8. Is warrant trading of shariah compliant stocks also shariah compliant?

No, trading structured warrant is not Shariah-compliant even though the underlying is given its derivative characteristic.

9. Why is the Structured Warrants always priced as RM0.150 on your Term Sheets? If on Day 1, the warrant is trading at RM0.070, is the warrant trading at a discount?

Price fixing at minimum of 15 sen is a regulatory requirement. The price the Issuer quotes on Day 1 Listing Day is the Fair Price.

10. What is Delta, Gamma, Theta and Vega?

Delta: Measures the rate of change of the price of the option with respect to a move in the underlying asset.

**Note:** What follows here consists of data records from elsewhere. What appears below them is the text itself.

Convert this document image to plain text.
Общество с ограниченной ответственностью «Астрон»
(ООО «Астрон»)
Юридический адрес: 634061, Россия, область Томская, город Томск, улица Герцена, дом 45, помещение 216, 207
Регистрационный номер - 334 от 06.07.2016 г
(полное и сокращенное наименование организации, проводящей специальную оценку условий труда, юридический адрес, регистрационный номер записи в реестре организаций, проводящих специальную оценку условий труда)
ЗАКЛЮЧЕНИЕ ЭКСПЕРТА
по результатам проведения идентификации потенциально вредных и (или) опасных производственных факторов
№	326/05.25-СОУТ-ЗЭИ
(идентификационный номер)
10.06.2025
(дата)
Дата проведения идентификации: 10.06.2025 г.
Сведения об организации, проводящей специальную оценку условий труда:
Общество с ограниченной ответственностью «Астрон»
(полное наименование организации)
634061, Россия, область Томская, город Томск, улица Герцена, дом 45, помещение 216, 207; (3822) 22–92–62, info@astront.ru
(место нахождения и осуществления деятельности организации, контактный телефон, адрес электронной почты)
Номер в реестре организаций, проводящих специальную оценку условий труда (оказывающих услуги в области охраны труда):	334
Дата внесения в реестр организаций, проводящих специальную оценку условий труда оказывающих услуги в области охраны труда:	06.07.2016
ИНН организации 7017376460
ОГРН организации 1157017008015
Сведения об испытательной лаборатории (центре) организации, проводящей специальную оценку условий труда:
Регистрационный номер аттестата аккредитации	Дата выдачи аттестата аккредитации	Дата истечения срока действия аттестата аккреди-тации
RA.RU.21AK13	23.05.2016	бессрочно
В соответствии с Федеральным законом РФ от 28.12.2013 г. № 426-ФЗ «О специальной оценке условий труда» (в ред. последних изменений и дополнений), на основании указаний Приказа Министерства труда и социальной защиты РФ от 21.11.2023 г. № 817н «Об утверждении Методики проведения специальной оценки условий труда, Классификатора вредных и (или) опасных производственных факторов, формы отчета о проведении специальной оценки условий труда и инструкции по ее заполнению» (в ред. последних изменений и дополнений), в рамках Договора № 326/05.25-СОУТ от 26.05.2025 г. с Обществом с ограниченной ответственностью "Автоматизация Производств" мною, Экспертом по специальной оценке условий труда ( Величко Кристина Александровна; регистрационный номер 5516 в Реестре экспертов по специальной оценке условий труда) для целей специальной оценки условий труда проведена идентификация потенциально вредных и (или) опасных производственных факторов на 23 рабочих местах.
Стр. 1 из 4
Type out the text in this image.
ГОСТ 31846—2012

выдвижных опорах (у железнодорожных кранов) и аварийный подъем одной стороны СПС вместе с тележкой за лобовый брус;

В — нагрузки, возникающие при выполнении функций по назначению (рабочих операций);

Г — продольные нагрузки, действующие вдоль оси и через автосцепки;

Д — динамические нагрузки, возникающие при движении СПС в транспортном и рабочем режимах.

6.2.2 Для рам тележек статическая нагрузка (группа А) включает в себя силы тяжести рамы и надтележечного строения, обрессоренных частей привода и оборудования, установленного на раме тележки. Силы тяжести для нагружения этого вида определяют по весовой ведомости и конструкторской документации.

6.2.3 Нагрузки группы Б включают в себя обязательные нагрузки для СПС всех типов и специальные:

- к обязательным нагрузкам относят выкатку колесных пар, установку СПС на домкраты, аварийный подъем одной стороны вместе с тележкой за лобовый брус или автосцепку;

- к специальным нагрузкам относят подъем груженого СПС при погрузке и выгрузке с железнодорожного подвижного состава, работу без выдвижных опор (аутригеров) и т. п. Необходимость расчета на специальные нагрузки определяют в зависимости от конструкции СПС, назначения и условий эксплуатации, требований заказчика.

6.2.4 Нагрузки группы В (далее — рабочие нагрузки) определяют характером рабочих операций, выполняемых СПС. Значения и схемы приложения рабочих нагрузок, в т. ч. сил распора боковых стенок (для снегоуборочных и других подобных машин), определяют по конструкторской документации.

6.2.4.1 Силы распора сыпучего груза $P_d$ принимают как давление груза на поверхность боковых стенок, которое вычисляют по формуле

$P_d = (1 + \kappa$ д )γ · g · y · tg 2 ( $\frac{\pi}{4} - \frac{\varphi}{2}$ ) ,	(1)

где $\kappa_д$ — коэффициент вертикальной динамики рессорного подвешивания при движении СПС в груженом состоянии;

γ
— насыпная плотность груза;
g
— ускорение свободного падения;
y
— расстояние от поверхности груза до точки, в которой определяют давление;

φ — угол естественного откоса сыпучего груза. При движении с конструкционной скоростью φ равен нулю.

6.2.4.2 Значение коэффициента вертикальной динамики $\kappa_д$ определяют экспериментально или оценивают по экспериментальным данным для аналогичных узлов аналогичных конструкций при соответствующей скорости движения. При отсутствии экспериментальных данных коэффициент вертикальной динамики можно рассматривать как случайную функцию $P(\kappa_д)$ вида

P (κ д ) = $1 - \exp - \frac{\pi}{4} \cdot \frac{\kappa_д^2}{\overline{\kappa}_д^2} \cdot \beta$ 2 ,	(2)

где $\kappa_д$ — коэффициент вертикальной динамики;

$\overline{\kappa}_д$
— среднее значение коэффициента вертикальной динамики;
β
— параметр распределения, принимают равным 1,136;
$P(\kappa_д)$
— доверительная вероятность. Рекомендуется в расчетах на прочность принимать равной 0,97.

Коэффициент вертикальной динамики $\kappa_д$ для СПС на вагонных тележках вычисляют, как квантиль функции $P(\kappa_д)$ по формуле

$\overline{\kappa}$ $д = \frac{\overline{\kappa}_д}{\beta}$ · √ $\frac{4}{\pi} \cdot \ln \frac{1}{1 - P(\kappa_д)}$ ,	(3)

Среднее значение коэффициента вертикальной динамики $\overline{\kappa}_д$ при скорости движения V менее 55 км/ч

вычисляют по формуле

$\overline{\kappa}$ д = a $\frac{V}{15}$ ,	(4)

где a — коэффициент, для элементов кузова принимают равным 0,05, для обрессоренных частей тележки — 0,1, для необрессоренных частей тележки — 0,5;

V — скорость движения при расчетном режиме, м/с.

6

Gamma: Measure of the delta’s change relative to the changes in the price of the underlying asset. If the price of the underlying asset increases by $1, the option’s delta will change by the Gamma amount. The main application of gamma is the assessment of the option’s delta.

Theta: Measure of the sensitivity of the option price relative to the option’s time to maturity. If the option’s time to maturity decreases by one day, the option’s price will change by the Theta amount. The Theta option Greek is also referred to as time decay.

Vega: Measures the sensitivity of an option price relative to the volatility of the underlying asset. If the volatility of the underlying asset increases by 1%, the option price will change by the Vega amount.

11. The Greeks - Shouldn’t I be looking at Delta, Gamma, Theta or Vega?

Investors should look at Delta to gauge the exposure of the warrant in terms of underlying share (taking into account the warrant conversion ratio). While Gamma, Theta, and Vega is more relevant to market-maker as these are the parameters for their hedging activity.
Investors may consider Delta to gauge the exposure of the warrant in terms of underlying share.

The M.E.S.T.I. strategy we recommend already includes this Delta component in the “E” for Effective Gearing

Effective Gearing = Delta x Gearing

Gamma, Theta, and Vega however, is more relevant to Market-makers as these are the parameters for their hedging activity.